Input Reduction Enhanced LLM-based Program Repair
Boyang Yang, Luyao Ren, Xin Yin, Jiadong Ren, Haoye Tian, Shunfu Jin
TL;DR
This paper tackles the problem of long, failure-inducing test inputs degrading LLM-based program repair performance due to the lost-in-the-middle effect. It introduces ReduceFix, a three-stage pipeline that automatically generates a task-specific input reducer with an LLM, reduces the failing input within a time bound, and uses the compact input to guide patch generation, truncation-aware prompting, and multi-patch validation. Through the new LFTBench long-input APR benchmark (200 bugs from AtCoder ABC tasks) and OSS-Fuzz tests, ReduceFix achieves up to 89.1% input compression and up to 53.8% gains in pass@10, while also boosting existing pipelines like ChatRepair and CREF by notable margins. The results demonstrate that automatic, task-aware input reduction is a practical, drop-in enhancement for LLM-based APR with strong cross-language and real-world applicability. Overall, the work establishes input reduction as a core component to improve the scalability and reliability of automated program repair.
Abstract
Large Language Models (LLMs) have shown great potential in Automated Program Repair (APR). Test inputs, being crucial for reasoning the root cause of failures, are always included in the prompt for LLM-based APR. Unfortunately, LLMs struggle to retain key information in long prompts. When the test inputs are extensive in the prompt, this may trigger the "lost-in-the-middle" issue, compromising repair performance.
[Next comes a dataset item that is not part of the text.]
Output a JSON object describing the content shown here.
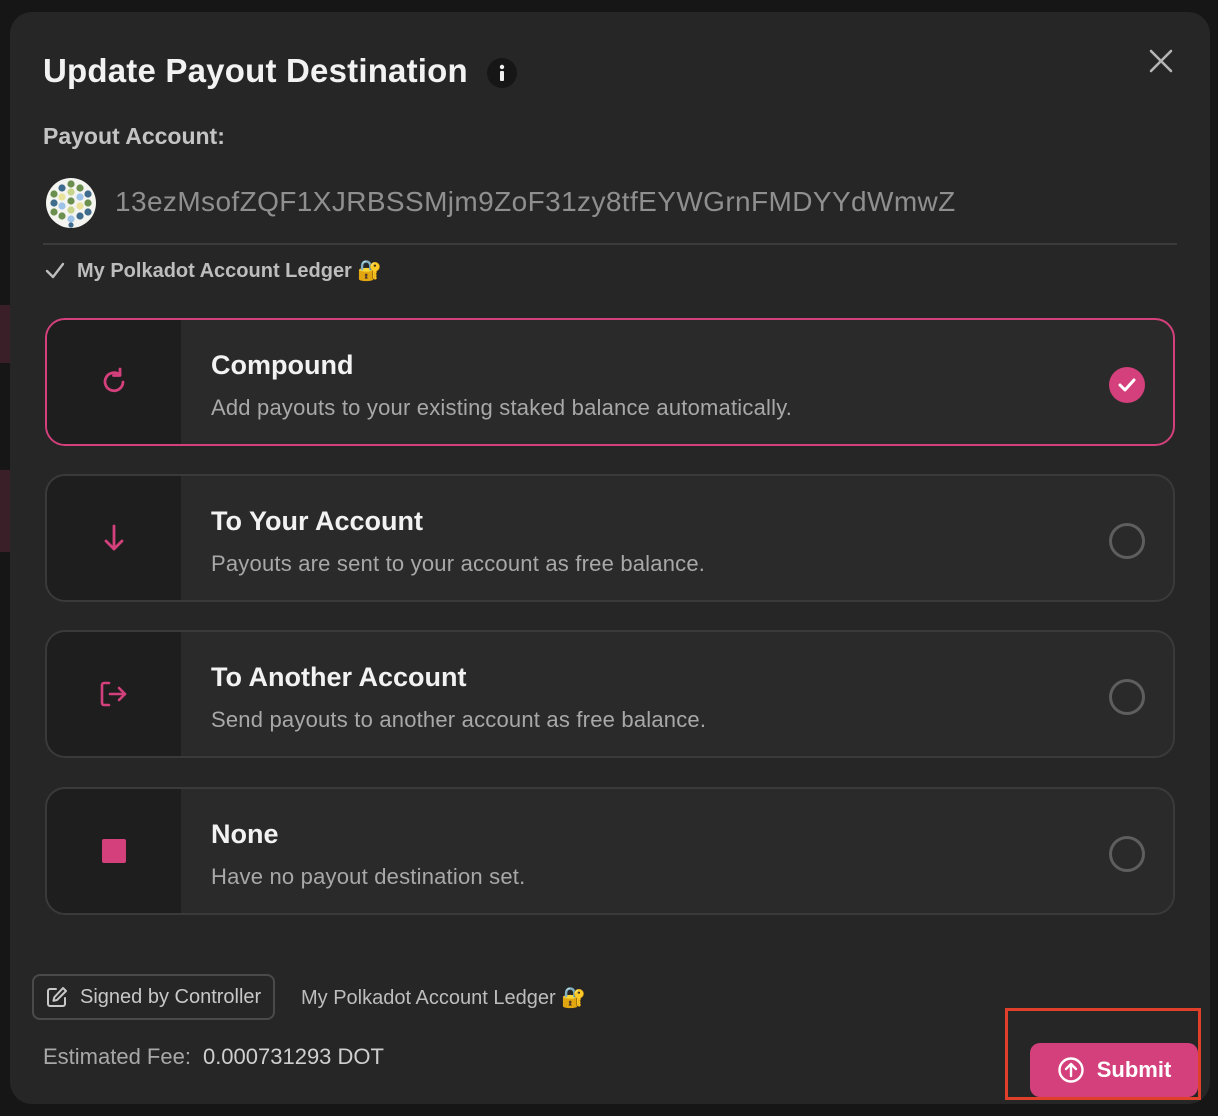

ReduceFix prompts an LLM to generate a reducer that minimizes failure-inducing test inputs without human effort, and then feeds the reduced failure-inducing inputs to guide patch generation. For targeted evaluation, we constructed LFTBench, the first long-input APR benchmark with 200 real bugs from 20 programming tasks, each paired with a failure-inducing input whose median size is 1 MB. On this benchmark, ReduceFix shrinks inputs by 89.1% on average and improves overall pass@10 by up to 53.8% relative to a prompt that includes the original test, and by 17.6% compared with omitting the test entirely. Adding the same reduction step to ChatRepair and CREF increases their fix rate by 21.3% and 2.6%, respectively, without other changes. Our gains hold against a ddmin-only reducing template baseline and transfer to repository-level OSS-Fuzz cases. Ablation studies further highlight the impact of input length and compressed failure information on repair success. These results underscore that automatically reducing failing inputs is a practical and powerful complement to LLM-based APR, significantly improving its scalability and effectiveness.